Вероника Рот - Инсургент
Он оборачивается, чтобы посмотреть на меня. Последнее время он смотрит на меня без привычной злобы — вместо этого он кажется изможденным, сгорбленным, его раненая рука перевязана. Но меня не провести.
— Что ты делаешь в моей комнате?
Он подходит ближе.
— Зачем ты следишь за Маркусом? Я видел тебя вчера после завтрака.
Я встречаюсь с ним глазами.
— Не твое дело, убирайся!
— Я здесь, потому что не знаю, зачем именно ты охраняешь жесткий диск, — говорит он. — По-моему, ты не стабильна.
— Я не стабильна? — мне смешно. — Забавно слышать такое от тебя.
Питер сжимает губы и ничего не говорит.
Я сужаю глаза.
— Почему тебя так интересует жесткий диск?
— Я не дурак, — говорит он. — И знаю, что он содержит больше, чем моделирование данных.
— Ты не дурак, да? — говорю я. — Ты думаешь, что, если доставишь его к Эрудитам, они простят твою неосторожность и вернут обратно свою благосклонность к тебе?
— Я не хочу вернуть их благосклонность, — говорит он, шагая вперед. — Если бы хотел, не помогал бы вам в воссоединении Бесстрашных.
Я впиваюсь в его грудную клетку ногтем указательного пальца.
— Ты мне помог лишь потому, что не хотел снова быть подстреленным.
— Да, я не преданный поклонник фракции Отреченных, — он хватает мой палец. — Но никто не смеет меня контролировать, никто, особенно Эрудиты.
Я выдергиваю руку назад, выкручивая так, чтобы он не смог ее удержать.

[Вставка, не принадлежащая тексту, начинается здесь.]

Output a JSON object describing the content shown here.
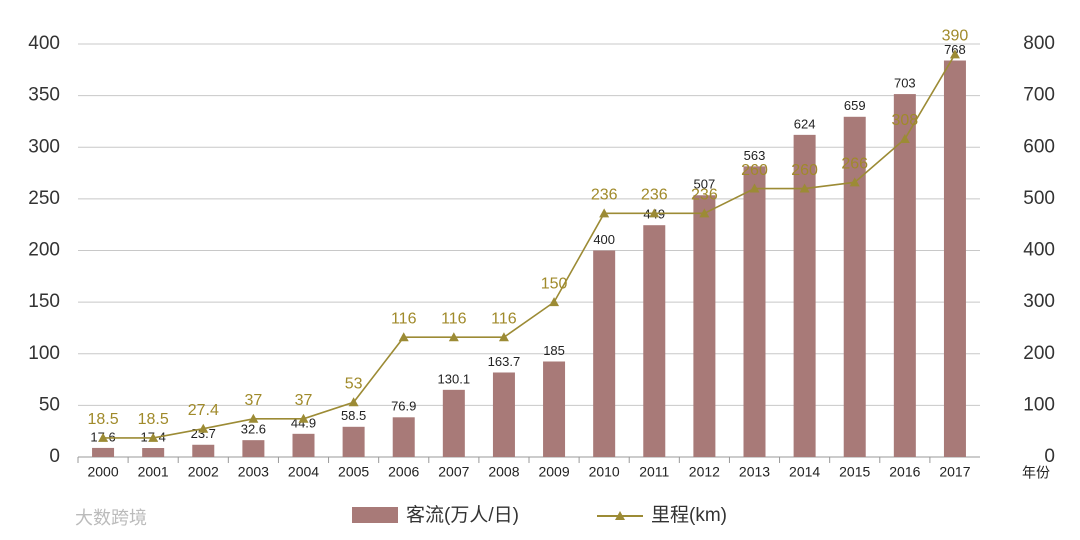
{
  "chart_data": {
    "type": "bar-line",
    "categories": [
      "2000",
      "2001",
      "2002",
      "2003",
      "2004",
      "2005",
      "2006",
      "2007",
      "2008",
      "2009",
      "2010",
      "2011",
      "2012",
      "2013",
      "2014",
      "2015",
      "2016",
      "2017"
    ],
    "x_label": "年份",
    "series": [
      {
        "name": "客流(万人/日)",
        "type": "bar",
        "axis": "y2",
        "color": "#a87a78",
        "values": [
          17.6,
          17.4,
          23.7,
          32.6,
          44.9,
          58.5,
          76.9,
          130.1,
          163.7,
          185,
          400,
          449,
          507,
          563,
          624,
          659,
          703,
          768
        ]
      },
      {
        "name": "里程(km)",
        "type": "line",
        "color": "#9c8b35",
        "values": [
          18.5,
          18.5,
          27.4,
          37,
          37,
          53,
          116,
          116,
          116,
          150,
          236,
          236,
          236,
          260,
          260,
          266,
          308,
          390
        ]
      }
    ],
    "ylim": [
      0,
      400
    ],
    "yticks": [
      0,
      50,
      100,
      150,
      200,
      250,
      300,
      350,
      400
    ],
    "y2lim": [
      0,
      800
    ],
    "y2ticks": [
      0,
      100,
      200,
      300,
      400,
      500,
      600,
      700,
      800
    ],
    "grid": true,
    "legend": "bottom",
    "watermark": "大数跨境"
  }
}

Мои руки вспотели.
— Я не ждала от тебя понимания, — вытираю руки о край рубашки, осторожно двигаясь к комоду. — Уверена, напади они на Искренних, а не на Отреченных, ты бы позволил пристрелить свою семью, не моргнув и глазом. Но я не такая, как ты.
— Стифф, осторожнее со словами, когда говоришь о моей семье, — он движется вслед за мной к комоду, но я аккуратно перемещаюсь, так что нас разделяют ящики. Я не собираюсь раскрывать место хранения жесткого диска, пока он здесь, но и дорогу ему уступать не хочу.

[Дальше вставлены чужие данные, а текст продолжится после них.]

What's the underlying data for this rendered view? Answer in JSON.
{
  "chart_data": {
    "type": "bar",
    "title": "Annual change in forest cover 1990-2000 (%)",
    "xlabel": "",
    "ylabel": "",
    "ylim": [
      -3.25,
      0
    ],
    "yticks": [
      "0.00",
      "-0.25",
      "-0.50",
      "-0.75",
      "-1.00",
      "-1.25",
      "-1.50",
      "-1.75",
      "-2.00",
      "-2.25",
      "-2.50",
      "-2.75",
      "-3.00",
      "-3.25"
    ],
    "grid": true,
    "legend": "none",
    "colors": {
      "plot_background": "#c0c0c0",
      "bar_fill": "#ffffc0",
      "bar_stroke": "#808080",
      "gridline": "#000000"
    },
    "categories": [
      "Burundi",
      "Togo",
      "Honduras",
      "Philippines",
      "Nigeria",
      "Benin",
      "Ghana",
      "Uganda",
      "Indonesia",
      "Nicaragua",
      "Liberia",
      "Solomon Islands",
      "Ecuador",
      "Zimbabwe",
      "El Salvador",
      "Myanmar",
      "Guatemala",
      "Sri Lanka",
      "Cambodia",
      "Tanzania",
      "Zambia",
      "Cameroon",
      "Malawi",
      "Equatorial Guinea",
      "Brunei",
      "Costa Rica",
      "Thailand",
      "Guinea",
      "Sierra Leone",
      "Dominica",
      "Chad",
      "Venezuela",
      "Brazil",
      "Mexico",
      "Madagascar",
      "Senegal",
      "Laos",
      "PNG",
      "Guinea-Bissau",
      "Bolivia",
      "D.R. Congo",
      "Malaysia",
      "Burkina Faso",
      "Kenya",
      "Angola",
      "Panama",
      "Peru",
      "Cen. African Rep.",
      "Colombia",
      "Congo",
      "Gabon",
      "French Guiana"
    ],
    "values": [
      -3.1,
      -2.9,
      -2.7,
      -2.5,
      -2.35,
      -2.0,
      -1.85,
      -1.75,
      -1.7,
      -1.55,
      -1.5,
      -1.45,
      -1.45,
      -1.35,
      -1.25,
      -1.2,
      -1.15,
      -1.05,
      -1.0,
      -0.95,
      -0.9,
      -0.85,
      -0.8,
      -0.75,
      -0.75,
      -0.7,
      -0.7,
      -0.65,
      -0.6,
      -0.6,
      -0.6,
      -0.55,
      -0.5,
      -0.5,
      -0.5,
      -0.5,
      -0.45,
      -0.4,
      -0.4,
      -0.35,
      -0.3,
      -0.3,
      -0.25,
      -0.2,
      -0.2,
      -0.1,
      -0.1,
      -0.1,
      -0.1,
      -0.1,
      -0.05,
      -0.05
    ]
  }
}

Его глаза скользят по комоду за мной, затем налево, как раз туда, где спрятан жесткий диск. Я хмурюсь на него, а затем вижу что-то в его кармане, чего не заметила прежде — прямоугольный выступ.
— Дай это мне, — говорю я. — Сейчас же.
— Нет.
— Дай это мне, или так ты мне даже поможешь. Я просто убью тебя во сне.
Он ухмыляется.
— Если бы ты только могла видеть, как смешно выглядишь, когда угрожаешь людям. Как маленькая девочка, которая говорит, что она собирается задушить меня своей скакалкой.
Я начинаю надвигаться на него, а он пятится назад, в коридор.
— Не называй меня "маленькой девочкой".
— Я буду называть тебя так, как захочу.
Я приготовилась напасть на него, нацеливая кулак туда, где ему должно быть больнее всего — на пулевое ранение в руке. Он уворачивается от удара, а я, вместо того, чтобы снова атаковать, изо всех сил стискиваю его руку и выворачиваю в сторону. Пока Питер орет во всю мощь своих легких, отвлекаясь на боль, я жестко бью ему по колену, и он падает на пол.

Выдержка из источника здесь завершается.